El gobierno colombiano ha optado (en principio), por una inyección de capital a las entidades bancarias con el fin de que éstas, conviertan esas ayudas en créditos para las empresas y los empresarios brinden las garantías correspondientes a sus empleados. Dicha medida podría interpretase como lo que en física es conocido como el efecto de la onda “al arrojar una pequeña piedra en una laguna tranquila, se forman círculos concéntricos en la superficie del agua cada vez más amplios”. El gobierno rescata el sistema financiero, para que, a su vez, éste arrastre la economía de los demás sectores.
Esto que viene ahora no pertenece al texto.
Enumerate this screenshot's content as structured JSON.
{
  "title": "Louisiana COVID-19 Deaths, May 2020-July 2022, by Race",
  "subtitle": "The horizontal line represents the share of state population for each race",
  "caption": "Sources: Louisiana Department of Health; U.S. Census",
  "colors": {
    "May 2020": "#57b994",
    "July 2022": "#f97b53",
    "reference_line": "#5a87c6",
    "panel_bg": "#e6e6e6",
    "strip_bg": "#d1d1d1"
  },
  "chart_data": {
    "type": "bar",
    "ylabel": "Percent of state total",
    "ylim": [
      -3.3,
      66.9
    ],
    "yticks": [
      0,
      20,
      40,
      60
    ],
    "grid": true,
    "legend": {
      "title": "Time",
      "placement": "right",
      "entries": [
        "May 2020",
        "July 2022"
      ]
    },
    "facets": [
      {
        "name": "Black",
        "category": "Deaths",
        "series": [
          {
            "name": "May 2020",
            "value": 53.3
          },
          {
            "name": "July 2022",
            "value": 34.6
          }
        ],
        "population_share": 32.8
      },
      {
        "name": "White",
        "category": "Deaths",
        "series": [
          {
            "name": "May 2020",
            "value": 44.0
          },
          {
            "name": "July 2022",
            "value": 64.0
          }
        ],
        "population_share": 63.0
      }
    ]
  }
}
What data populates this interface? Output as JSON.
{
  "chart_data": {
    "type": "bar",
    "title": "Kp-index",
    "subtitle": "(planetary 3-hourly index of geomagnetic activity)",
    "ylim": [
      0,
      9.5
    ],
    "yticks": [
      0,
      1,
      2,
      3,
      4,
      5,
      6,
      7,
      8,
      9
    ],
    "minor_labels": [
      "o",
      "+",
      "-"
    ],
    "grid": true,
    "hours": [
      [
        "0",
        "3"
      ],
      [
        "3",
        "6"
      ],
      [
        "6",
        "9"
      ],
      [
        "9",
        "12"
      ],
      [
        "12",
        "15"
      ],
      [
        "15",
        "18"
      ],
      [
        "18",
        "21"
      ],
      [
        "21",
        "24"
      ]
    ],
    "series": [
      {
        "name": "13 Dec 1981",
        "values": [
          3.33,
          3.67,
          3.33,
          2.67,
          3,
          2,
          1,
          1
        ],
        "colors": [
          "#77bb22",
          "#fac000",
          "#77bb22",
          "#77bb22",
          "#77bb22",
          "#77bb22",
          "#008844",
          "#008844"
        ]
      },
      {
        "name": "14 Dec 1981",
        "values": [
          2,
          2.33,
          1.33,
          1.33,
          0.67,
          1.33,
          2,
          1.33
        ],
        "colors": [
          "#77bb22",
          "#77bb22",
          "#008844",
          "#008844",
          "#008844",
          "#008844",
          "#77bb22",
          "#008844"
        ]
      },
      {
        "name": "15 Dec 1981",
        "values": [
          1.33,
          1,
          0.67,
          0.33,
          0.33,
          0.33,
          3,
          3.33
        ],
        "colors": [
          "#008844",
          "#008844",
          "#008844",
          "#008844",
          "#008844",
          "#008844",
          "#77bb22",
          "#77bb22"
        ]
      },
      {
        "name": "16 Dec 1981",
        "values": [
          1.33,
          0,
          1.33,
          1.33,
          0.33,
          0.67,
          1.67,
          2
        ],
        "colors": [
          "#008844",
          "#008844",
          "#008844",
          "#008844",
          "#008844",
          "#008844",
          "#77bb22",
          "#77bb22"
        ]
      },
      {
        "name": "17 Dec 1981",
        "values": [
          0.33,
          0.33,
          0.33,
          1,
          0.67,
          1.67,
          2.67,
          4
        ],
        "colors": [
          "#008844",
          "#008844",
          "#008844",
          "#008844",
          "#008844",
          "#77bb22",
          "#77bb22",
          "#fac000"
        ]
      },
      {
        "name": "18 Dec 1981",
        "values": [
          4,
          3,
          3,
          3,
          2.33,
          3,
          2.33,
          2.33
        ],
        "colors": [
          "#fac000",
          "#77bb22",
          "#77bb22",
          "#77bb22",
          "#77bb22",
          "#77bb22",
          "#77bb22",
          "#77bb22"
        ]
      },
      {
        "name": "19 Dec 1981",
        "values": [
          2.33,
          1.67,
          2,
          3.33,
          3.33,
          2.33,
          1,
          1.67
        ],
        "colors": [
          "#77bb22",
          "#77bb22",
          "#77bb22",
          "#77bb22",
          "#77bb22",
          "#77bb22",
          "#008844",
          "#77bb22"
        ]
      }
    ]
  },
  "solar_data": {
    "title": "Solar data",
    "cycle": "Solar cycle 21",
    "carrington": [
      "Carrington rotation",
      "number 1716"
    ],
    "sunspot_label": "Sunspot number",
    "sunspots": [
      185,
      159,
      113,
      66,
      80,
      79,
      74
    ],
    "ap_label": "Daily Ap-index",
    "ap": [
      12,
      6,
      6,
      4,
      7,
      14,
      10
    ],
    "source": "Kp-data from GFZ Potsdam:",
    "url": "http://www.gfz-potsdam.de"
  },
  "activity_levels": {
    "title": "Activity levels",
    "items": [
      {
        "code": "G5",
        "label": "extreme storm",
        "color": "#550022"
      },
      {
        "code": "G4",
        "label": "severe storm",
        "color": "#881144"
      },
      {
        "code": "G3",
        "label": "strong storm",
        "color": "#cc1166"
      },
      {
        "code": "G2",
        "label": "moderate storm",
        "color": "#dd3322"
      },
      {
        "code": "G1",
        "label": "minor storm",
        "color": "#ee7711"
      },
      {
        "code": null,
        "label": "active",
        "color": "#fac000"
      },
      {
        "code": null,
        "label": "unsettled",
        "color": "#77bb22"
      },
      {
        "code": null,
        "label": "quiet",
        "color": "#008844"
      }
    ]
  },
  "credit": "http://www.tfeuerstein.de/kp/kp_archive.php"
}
Pero, siguiendo con el efecto de la onda “este efecto de onda continúa hacia afuera hasta llegar al borde de la laguna o dar contra un OBSTÁCULO [...] si muchas de estas ondas, sin importar su tamaña golpean un obstáculo, esta comenzará a modificarse"  Ahora bien, en el contexto práctico de las medidas aplicadas en Colombia, ¿qué obstáculos se han encontrado las ayudas?

El 21 de mayo, la Procuraduría General de la Nación realizó un anuncio en el cual expone que se encuentra adelantando 512 procesos disciplinarios en entidades de orden departamental y municipal por presuntas irregularidades en temas relacionados a la emergencia COVID-19, y sin quedarse atrás, la Contraloría General de la República alertó a 26 gobernaciones y 67 alcaldías por presuntos sobrecostos en temas contratación en el marco de la pandemia.

El país se debate sobre la responsabilidad, inocencia o culpabilidad, de cada uno de sus mandatarios en los presuntos procesos de corrupción encontrados, mientras el pueblo se encuentra retornado de su aislamiento, quedando a la merced de dos tipos de virus: el COVID-19 y la corrupción, que ha corroído el sistema hasta el punto en el que no sabemos cuál crisis es peor que otra.

Deberíamos solicitar a los Entes de control que midan el accionar del gobierno nacional con la misma vara que han medido a los gobiernos locales. Y, a los epidemiólogos que investiguen sobre qué se ha propagado con mayor rapidez ¿el COVID-19 o la corrupción?